1.観光客からどういう意見があるかを拾うこと。
2.観光客が、閑静な山間地ということで来てみたら、ダンプ街道に幻滅し、それをSNSなどで拡散したら大変なことになる。ネット情報を随時チェックせよ。

 ただし、町が、どういうメンバー構成でこれを組織するかは未定。
 役場の職員や推進派の経済団体メンバーだけで構成したら結果は見えているので、Aさんは、外からの有識者、一般公募の町民などを入れることを望んではいるようです。

「この調査をやってもらわないことには、リニア工事で被害を被っても、私には反論することができない」


●なぜ11月7日からの残土運搬が可能なのか?

 残土運搬が11月7日から始まると書きました。
 ところが一点、不思議なことがあります。それは、本ブログで以前も書いたことですが、残土運搬を可能にするため、山梨県は県道37号線で14トン規制しかない22の橋梁の補強工事を行います。
 ところが、この補強工事は終わっていません。正確には、始まっていない橋梁もある(こっちが多数?)。
 だのに、なぜ残土運搬ダンプが通行できるのか? 

早川町14トン規制

 そこで、早川町の県道37号線を管轄する「山梨県峡南建設事務所身延道路課」に電話をしてみました。以下の回答です。
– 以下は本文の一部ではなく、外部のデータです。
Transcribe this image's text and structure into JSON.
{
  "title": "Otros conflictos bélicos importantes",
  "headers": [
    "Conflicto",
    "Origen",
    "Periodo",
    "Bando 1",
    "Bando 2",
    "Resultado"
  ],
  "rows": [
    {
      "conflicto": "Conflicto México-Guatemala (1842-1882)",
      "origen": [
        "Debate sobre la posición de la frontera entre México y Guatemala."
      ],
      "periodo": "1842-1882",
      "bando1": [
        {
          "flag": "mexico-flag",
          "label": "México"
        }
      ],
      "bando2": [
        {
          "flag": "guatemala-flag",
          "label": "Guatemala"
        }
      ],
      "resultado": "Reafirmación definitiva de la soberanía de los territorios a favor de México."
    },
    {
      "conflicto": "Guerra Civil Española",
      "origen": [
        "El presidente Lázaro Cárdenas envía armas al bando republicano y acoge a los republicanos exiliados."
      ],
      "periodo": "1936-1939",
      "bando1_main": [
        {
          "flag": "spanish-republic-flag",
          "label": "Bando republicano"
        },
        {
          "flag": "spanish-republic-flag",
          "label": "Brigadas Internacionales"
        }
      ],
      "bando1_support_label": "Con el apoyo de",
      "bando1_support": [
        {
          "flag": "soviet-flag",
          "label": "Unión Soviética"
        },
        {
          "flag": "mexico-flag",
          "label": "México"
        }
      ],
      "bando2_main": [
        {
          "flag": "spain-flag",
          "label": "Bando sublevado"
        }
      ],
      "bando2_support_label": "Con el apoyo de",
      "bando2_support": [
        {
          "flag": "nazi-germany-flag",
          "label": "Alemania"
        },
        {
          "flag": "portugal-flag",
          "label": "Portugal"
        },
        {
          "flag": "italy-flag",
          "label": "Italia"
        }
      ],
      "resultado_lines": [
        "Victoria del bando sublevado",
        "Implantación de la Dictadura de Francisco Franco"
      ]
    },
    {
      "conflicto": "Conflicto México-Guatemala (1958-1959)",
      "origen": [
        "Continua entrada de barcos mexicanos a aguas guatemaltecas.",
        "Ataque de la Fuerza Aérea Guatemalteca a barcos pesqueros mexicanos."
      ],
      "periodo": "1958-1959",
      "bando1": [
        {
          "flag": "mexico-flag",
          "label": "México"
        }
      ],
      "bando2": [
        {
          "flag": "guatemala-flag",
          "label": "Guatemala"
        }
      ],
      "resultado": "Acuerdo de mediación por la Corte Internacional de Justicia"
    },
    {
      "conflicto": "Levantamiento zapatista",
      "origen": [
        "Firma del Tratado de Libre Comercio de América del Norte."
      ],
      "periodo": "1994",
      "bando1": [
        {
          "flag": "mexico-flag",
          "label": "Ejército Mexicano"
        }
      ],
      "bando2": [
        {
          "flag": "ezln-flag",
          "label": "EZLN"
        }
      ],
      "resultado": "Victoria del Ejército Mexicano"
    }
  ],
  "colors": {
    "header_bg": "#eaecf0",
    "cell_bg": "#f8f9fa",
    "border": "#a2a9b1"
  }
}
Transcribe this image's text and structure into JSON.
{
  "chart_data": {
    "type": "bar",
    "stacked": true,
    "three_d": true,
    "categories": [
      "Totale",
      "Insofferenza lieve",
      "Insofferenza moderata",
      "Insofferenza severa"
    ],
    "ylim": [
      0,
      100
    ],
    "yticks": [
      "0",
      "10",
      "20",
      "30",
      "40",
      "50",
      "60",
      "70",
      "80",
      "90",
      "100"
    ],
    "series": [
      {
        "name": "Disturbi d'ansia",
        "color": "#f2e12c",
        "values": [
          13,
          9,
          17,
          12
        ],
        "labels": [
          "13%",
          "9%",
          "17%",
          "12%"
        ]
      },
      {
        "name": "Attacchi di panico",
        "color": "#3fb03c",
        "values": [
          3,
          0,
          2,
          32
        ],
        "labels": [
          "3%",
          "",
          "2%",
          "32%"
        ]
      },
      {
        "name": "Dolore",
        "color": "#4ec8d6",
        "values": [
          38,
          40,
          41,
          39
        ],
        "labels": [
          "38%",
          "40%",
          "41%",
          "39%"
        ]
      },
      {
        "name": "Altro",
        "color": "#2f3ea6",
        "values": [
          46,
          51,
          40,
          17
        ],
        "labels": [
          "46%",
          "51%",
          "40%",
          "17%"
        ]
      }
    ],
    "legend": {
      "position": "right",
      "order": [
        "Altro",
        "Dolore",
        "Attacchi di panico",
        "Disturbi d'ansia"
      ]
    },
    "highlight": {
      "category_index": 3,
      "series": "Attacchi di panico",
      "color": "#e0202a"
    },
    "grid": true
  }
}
「確かに早川町では22の橋梁の補強が終わっていません。しかし、事業者が『特殊車両通行許可』を山梨県道路管理課に申請します。それを受けた県は、大型ダンプであれ、『速度を落とす』『一台一台通行する』などを守れば、橋の強度は保たれるといったことを検討します。その結果、許可を出しました」

 とはいえ、もともと、早川町のあの狭い道では速度を出しようがないし、あの短い橋では数珠繋ぎ走行もあり得ないわけで、そういう条件下でも初めから14トン規制であったわけです。
 何か腑に落ちませんが、県がそれで認めたというのであれば、JR東海のダンプは走るしかない・・ということです。